Have you seen impact as you’ve introduced e-learning elements or simply more rounded training?
“I think it’s more rounded really. Again, it’s so challenging to really measure the outcomes of learning. It’s really difficult to have that tangible measurement – it’s not like selling a product. But I think it is that feel-good factor – for us as a company, L’Oreal on a global level, there’s a lot of pressure to deliver education more digitally and there’s lots of statistics floating around, however, I think we need to take a more balanced approach. That’s really key for me.”
How have you seen learning and development change over the years and in what direction would you like to see it go?
“I’ve been in education for twenty years, so there’s been lots of change over that time. In the industry I work in, it’s gone from being very apprenticeship-led to being very qualification-led and now, we’re doing almost a three-sixty where it’s going back to being quite apprenticeship-led. I think, more than ever, the learners that we are faced with today – whether that be a customer, an educator or a salesperson – the younger generation, the Millennial generation, they’re not satisfied with just being told. They want to explore, they want to discover. People standing at the front of the room are no longer able to just tell, tell, tell. They have to be more facilitative in their approach, so that the person is discovering and learning in that way, which means that, ultimately, they take more on board.

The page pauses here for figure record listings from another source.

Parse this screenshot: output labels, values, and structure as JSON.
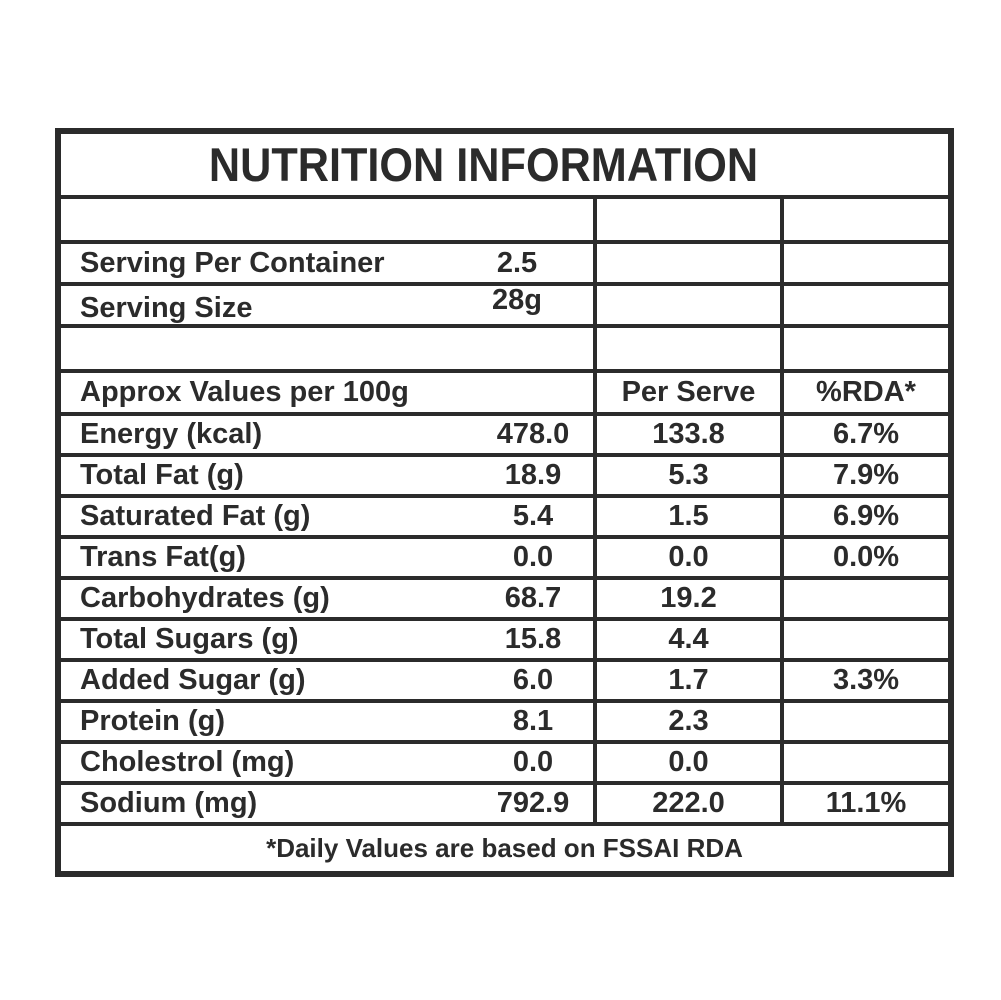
{
  "label": {
    "title": "NUTRITION INFORMATION",
    "serving_info": [
      {
        "label": "Serving Per Container",
        "value": "2.5"
      },
      {
        "label": "Serving Size",
        "value": "28g"
      }
    ],
    "columns": {
      "col1": "Approx Values per 100g",
      "col2": "Per Serve",
      "col3": "%RDA*"
    },
    "rows": [
      {
        "name": "Energy (kcal)",
        "per100g": "478.0",
        "per_serve": "133.8",
        "rda": "6.7%"
      },
      {
        "name": "Total Fat (g)",
        "per100g": "18.9",
        "per_serve": "5.3",
        "rda": "7.9%"
      },
      {
        "name": "Saturated Fat (g)",
        "per100g": "5.4",
        "per_serve": "1.5",
        "rda": "6.9%"
      },
      {
        "name": "Trans Fat(g)",
        "per100g": "0.0",
        "per_serve": "0.0",
        "rda": "0.0%"
      },
      {
        "name": "Carbohydrates (g)",
        "per100g": "68.7",
        "per_serve": "19.2",
        "rda": ""
      },
      {
        "name": "Total Sugars (g)",
        "per100g": "15.8",
        "per_serve": "4.4",
        "rda": ""
      },
      {
        "name": "Added Sugar (g)",
        "per100g": "6.0",
        "per_serve": "1.7",
        "rda": "3.3%"
      },
      {
        "name": "Protein (g)",
        "per100g": "8.1",
        "per_serve": "2.3",
        "rda": ""
      },
      {
        "name": "Cholestrol (mg)",
        "per100g": "0.0",
        "per_serve": "0.0",
        "rda": ""
      },
      {
        "name": "Sodium (mg)",
        "per100g": "792.9",
        "per_serve": "222.0",
        "rda": "11.1%"
      }
    ],
    "footnote": "*Daily Values are based on FSSAI RDA",
    "colors": {
      "ink": "#2b2b2b",
      "background": "#ffffff"
    }
  }
}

“I think it’s amazing that things are moving forward in that way – it’s been quite gradual. I think the biggest challenge that education managers in all companies are faced with is that, as soon as money is tight, the very first thing that companies look to do is take it from their development funds and I think it’s such a shame, because these are the things that keep you head and shoulders above the competition. When you look in retail sectors, which is a good comparison, you see household names – people that we’ve known on the high-street for years and years and years – who are struggling in business at the moment and yet you walk into their shops and their staff are not well trained, are not very motivated. That, to me, is what will ultimately make a business start to fail – if they don’t continue developing their teams. All too often, somebody working in a finance team just sees it as a way to save money, but it ends up costing you money in the long-run. That’s super key, I think really, in retaining great staff.”